Anders als dies die Koalition vorsehe, müsse die FDP für die Abschaffung der Praxisgebühr nicht dem Betreuungsgeld zustimmen.

"Wir gehen nicht fremd, wir werden die Sache mit unserem Koalitionspartner regeln", konterte die FDP-Politikerin Christine Aschenberg-Dugnus.

Der SPD-Abgeordnete Edgar Franke sprach von "chaotischen Zuständen" innerhalb der Koalition. Die Praxisgebühr habe keine Steuerungswirkung, sie benachteilige Patienten, führe zu immenser Bürokratie und verursache hohe Verwaltungskosten.

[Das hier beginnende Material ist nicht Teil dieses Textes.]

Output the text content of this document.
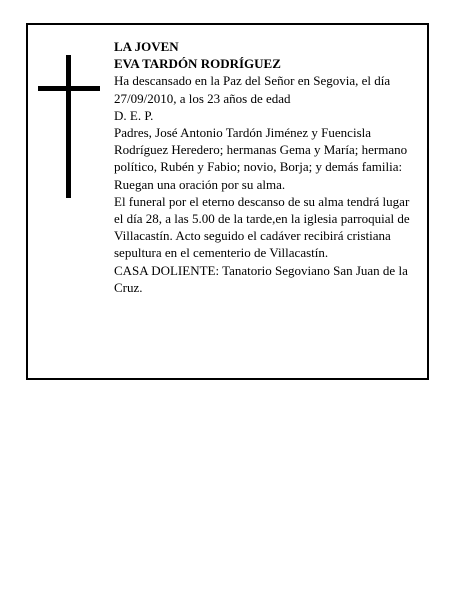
LA JOVEN

EVA TARDÓN RODRÍGUEZ

Ha descansado en la Paz del Señor en Segovia, el día 27/09/2010, a los 23 años de edad

D. E. P.

Padres, José Antonio Tardón Jiménez y Fuencisla Rodríguez Heredero; hermanas Gema y María; hermano político, Rubén y Fabio; novio, Borja; y demás familia:

Ruegan una oración por su alma.

El funeral por el eterno descanso de su alma tendrá lugar el día 28, a las 5.00 de la tarde,en la iglesia parroquial de Villacastín. Acto seguido el cadáver recibirá cristiana sepultura en el cementerio de Villacastín.

CASA DOLIENTE: Tanatorio Segoviano San Juan de la Cruz.
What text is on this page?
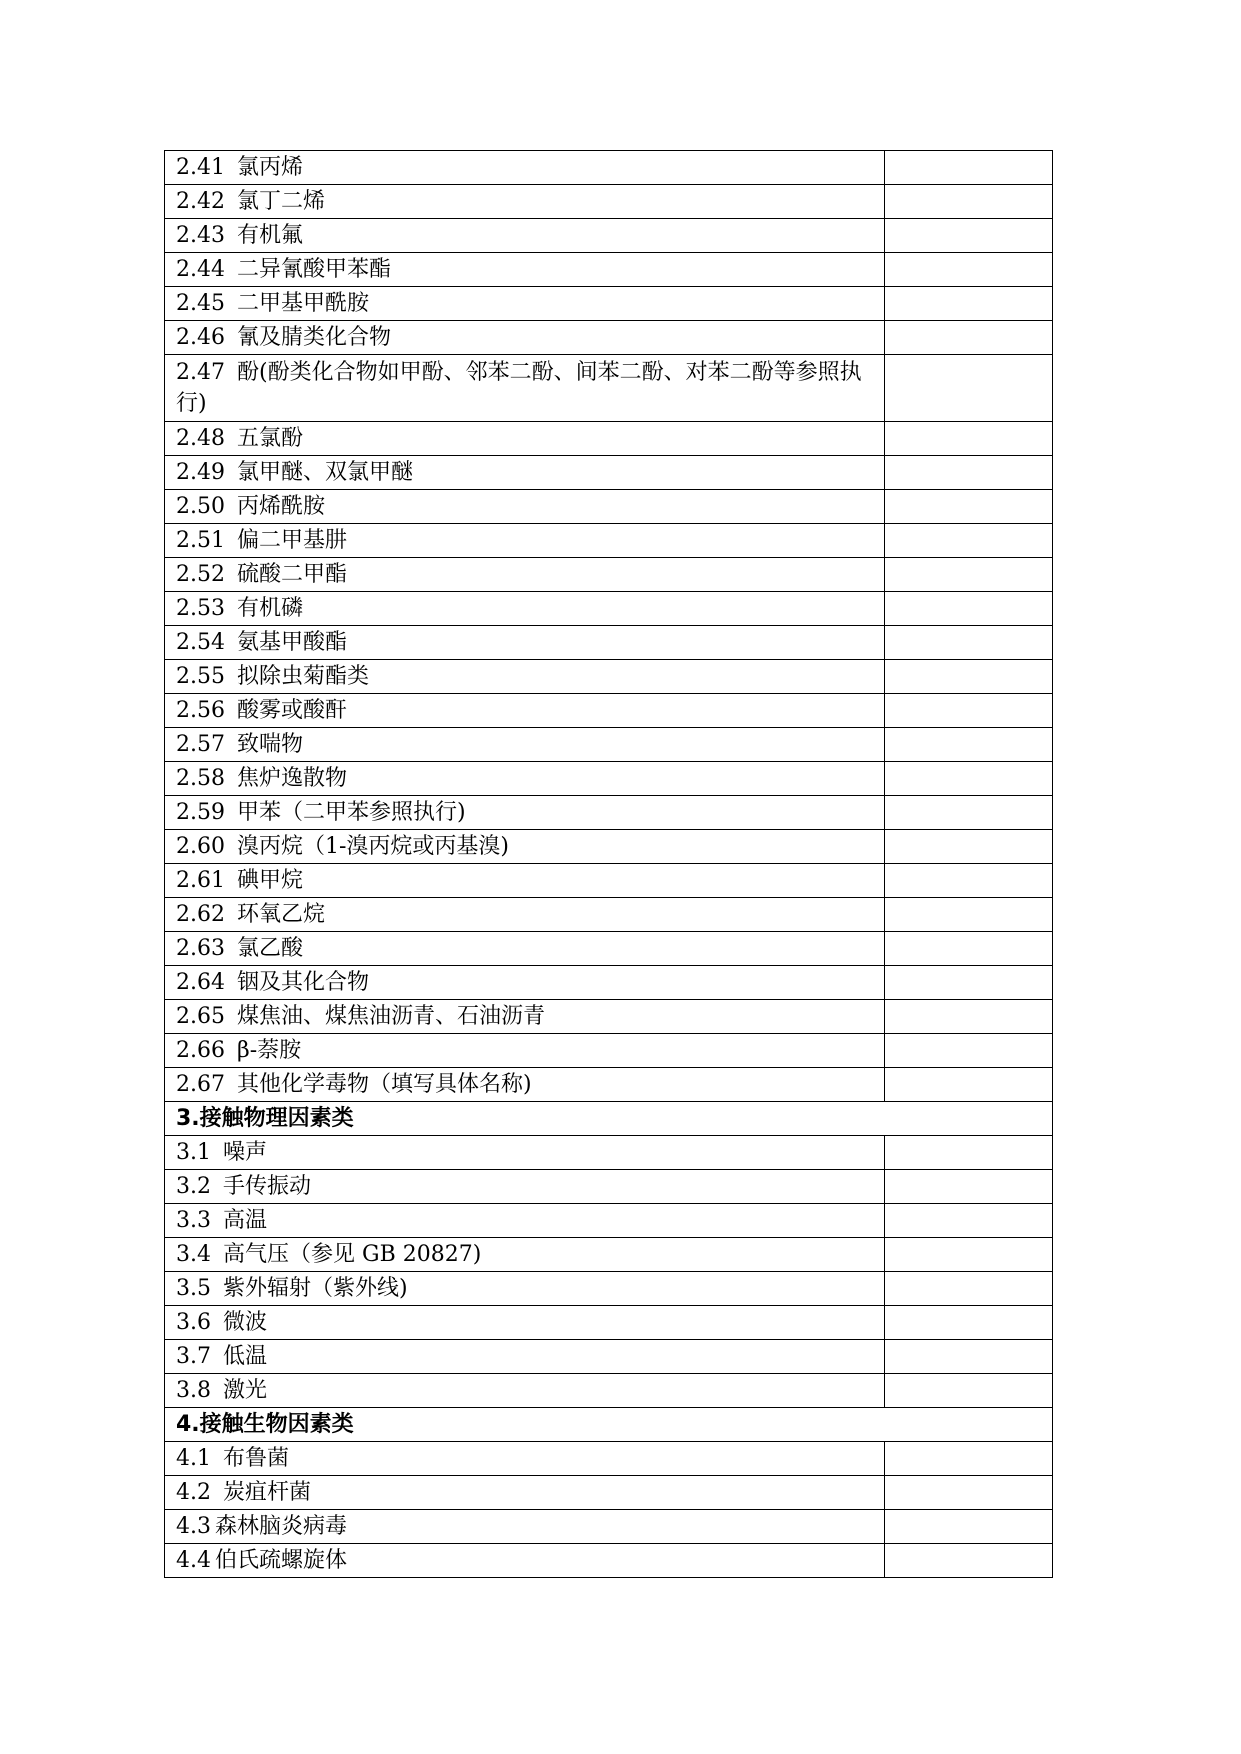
2.41 氯丙烯	
2.42 氯丁二烯	
2.43 有机氟	
2.44 二异氰酸甲苯酯	
2.45 二甲基甲酰胺	
2.46 氰及腈类化合物	
2.47 酚(酚类化合物如甲酚、邻苯二酚、间苯二酚、对苯二酚等参照执行)	
2.48 五氯酚	
2.49 氯甲醚、双氯甲醚	
2.50 丙烯酰胺	
2.51 偏二甲基肼	
2.52 硫酸二甲酯	
2.53 有机磷	
2.54 氨基甲酸酯	
2.55 拟除虫菊酯类	
2.56 酸雾或酸酐	
2.57 致喘物	
2.58 焦炉逸散物	
2.59 甲苯（二甲苯参照执行)	
2.60 溴丙烷（1-溴丙烷或丙基溴)	
2.61 碘甲烷	
2.62 环氧乙烷	
2.63 氯乙酸	
2.64 铟及其化合物	
2.65 煤焦油、煤焦油沥青、石油沥青	
2.66 β-萘胺	
2.67 其他化学毒物（填写具体名称)	
3.接触物理因素类	
3.1 噪声	
3.2 手传振动	
3.3 高温	
3.4 高气压（参见 GB 20827)	
3.5 紫外辐射（紫外线)	
3.6 微波	
3.7 低温	
3.8 激光	
4.接触生物因素类	
4.1 布鲁菌	
4.2 炭疽杆菌	
4.3 森林脑炎病毒	
4.4 伯氏疏螺旋体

Ähnlich argumentierte Dietmar Bartsch, der den Antrag der Linken auf Abschaffung der Gebühr begründete. Sie sei unsozial, überflüssig und gefährde die Gesundheit, sagte Bartsch.

Große Polemik

Die Debatte war geprägt von großer Polemik. Kontrovers diskutiert wurde dabei mehrmals die Frage, wer eigentlich die Praxisgebühr eingeführt habe und wer sie danach mit welcher Begründung gerechtfertigt habe. Zu neuen Erkenntnissen führte dieser Rückblick nicht.

Mehrere Redner der Koalition wiesen darauf hin, dass die Diskussion über die Abschaffung der Gebühr überhaupt erst wegen der positiven Kassenlage in der GKV möglich geworden sei. "

Allein die Debatte darüber, wie wir mit den Rücklagen umgehen, ist ein Indiz für unsere erfolgreiche Politik", sagte Jens Spahn. (CDU).

Dem widersprach die Grünen-Abgeordnete Biggi Bender. Sie sagte mit Blick auf laufende Gespräche in der Koalition, "das ist ein politischer Kuhhandel, der zum Himmel stinkt."

Johannes Singhammer (CSU) wiederum warf Lauterbach "ein schräges taktisches Spiel" vor. "Ihr schiefer Winkelzug ist zum Misserfolg verdammt", sagte er.

"Wir haben noch Verhandlungsbedarf"

Es gebe gute Gründe, über die Steuerungswirkung, die Finanzierung und die Konstruktion der Praxisgebühr zu diskutieren, räumte der FDP-Abgeordnete Hans Lanfermann ein.

"Wir sind kurz vor dem Ziel, haben allerdings noch Verhandlungsbedarf", sagte er. Das Thema müsse weiter im Gesundheitsausschuss diskutiert werden, "da gehört es hin."

Primäres Ziel müsse es sein, die Finanzkraft der sozialen Kassen zu erhalten, sagte Rudolf Henke (CDU).

Das sei für die Verlässlichkeit und Gültigkeit des Versicherungsversprechens viel wichtiger als die Frage, "ob wir den Ärzten oder Versicherten gefallen oder Applaus dafür bekommen, dass wir uns für eine Abschaffung der Gebühr einsetzen."

Der FDP-Politiker Lars Lindemann brachte hinterher die Einschätzung vieler Beobachter auf den Punkt: "Diese Debatte war überflüssig!"

KBV: Praxisgebühr sollte ausgesetzt werden

Die heftige Diskussion im Bundestag zeige, dass die Praxisgebühr auf dem Prüfstand stehe, sagte der Sprecher der Kassenärztlichen Bundesvereinigung (KBV), Roland Stahl, der "Ärzte Zeitung".

Die KBV halte weiter an dem Kompromissvorschlag fest, dass die Praxisgebühr ausgesetzt werden müsse. In der jetzigen Form habe sie keine Wirkung.

Der GKV-Spitzenverband mahnte die Parteien zu mehr Besonnenheit: "Die Praxisgebühr abzuschaffen ist zu radikal", sagte eine Sprecherin der "Ärzte Zeitung".

"Die Finanzierungssicherheit der gesetzlichen Krankenversicherung kann durch einen ersatzlosen Wegfall der Praxisgebühr ins Wanken geraten", mahnte auch der Vorstandsvorsitzende der Barmer GEK, Dr. Christoph Straub.